Desafios e conflitos na liderança de times intergeracionais: como gerenciar diferenças e potencializar resultados

Danielli Dias Pereira Dantas; Ariana Cericatto Da Silva

Resumo elaborado pela ferramenta ResumeAI, solução de inteligência artificial desenvolvida pelo Instituto Pecege voltada à síntese e redação.

O ambiente organizacional contemporâneo é caracterizado por uma diversidade geracional sem precedentes, onde a coexistência de diferentes grupos etários no mesmo espaço de trabalho demanda novas abordagens de gestão. A presença simultânea de profissionais classificados como Baby Boomers e integrantes das gerações X, Y e Z estabelece um cenário de múltiplas expectativas, estilos de comunicação e valores laborais distintos, o que desafia as práticas tradicionais de liderança (Lira, 2025). A compreensão dessas nuances é fundamental, uma vez que cada grupo carrega consigo uma bagagem histórica e tecnológica que molda sua visão sobre o trabalho. Os Baby Boomers, nascidos entre 1946 e 1960, tendem a valorizar a segurança, a lealdade institucional e o status profissional, muitas vezes apresentando maior resistência às transformações digitais aceleradas (Silva e Santos, 2023). Em contrapartida, a geração X, compreendida entre 1960 e 1980, é reconhecida por uma ética profissional sólida e pelo respeito a hierarquias bem definidas, tendo crescido em um período de transição econômica e tecnológica (Bencisik et al., 2021).

A ascensão da geração Y, ou Millennials, nascidos entre 1980 e 1995, introduziu a busca por autonomia, flexibilidade e um propósito claro nas atividades laborais, priorizando o equilíbrio entre a vida pessoal e a carreira (Torsello, 2019). Mais recentemente, a entrada da geração Z no mercado, composta por indivíduos nascidos entre 1995 e 2010, trouxe uma hiperconectividade nativa, foco em inovação constante e uma exigência elevada por bem-estar e qualidade de vida (Kwiecińska et al., 2023). Essa convivência intensifica potenciais divergências culturais, pois a resistência à cultura alheia é um fenômeno observado em todas as faixas etárias (Fagundes e Andrade, 2019). Frequentemente, profissionais mais experientes percebem os jovens como desrespeitosos ou excessivamente informais, enquanto os mais novos enxergam as gerações anteriores como conservadoras, autoritárias ou ultrapassadas (Morais e Cova, 2025). Tais percepções cruzadas, aliadas a diferentes ritmos de trabalho, tornam-se fontes latentes de conflitos que podem comprometer o clima organizacional (Pauli et al., 2020).

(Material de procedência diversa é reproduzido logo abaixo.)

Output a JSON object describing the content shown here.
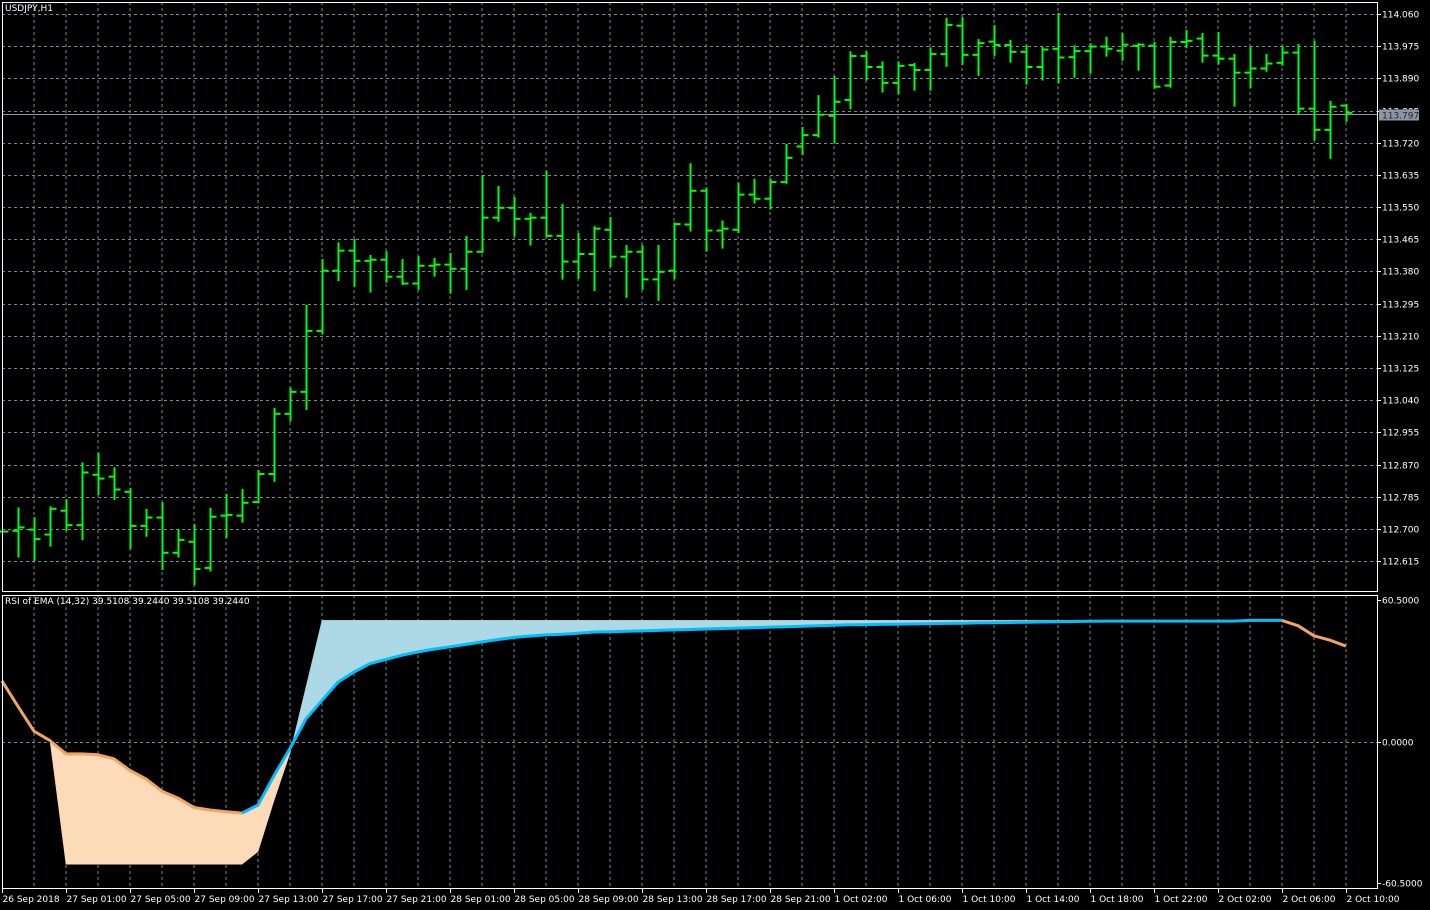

A gestão eficaz de equipes multigeracionais deve, portanto, promover a integração ao valorizar a variedade de habilidades e experiências que cada grupo oferece. É imperativo que as lideranças estabeleçam ambientes inclusivos, adotando posturas adaptativas que se alinhem às transformações sociais e tecnológicas em curso. Ao compreender o comportamento e as convergências entre as gerações, as organizações aumentam as probabilidades de sucesso em seus objetivos estratégicos, visto que o mercado atual exige uma interação fluida entre trabalhadores de diferentes idades (Botelho et al., 2018; de Souza e Alcará, 2021; Vargas e Lopes, 2023). A adaptação das práticas de gestão às singularidades geracionais fortalece a cultura interna, reduz atritos e amplia o engajamento, convertendo a diversidade em vantagem competitiva (Leon, 2022). O foco deve residir na identificação dos pontos de conflito e na proposição de modelos de liderança que favoreçam relações mais produtivas e harmoniosas.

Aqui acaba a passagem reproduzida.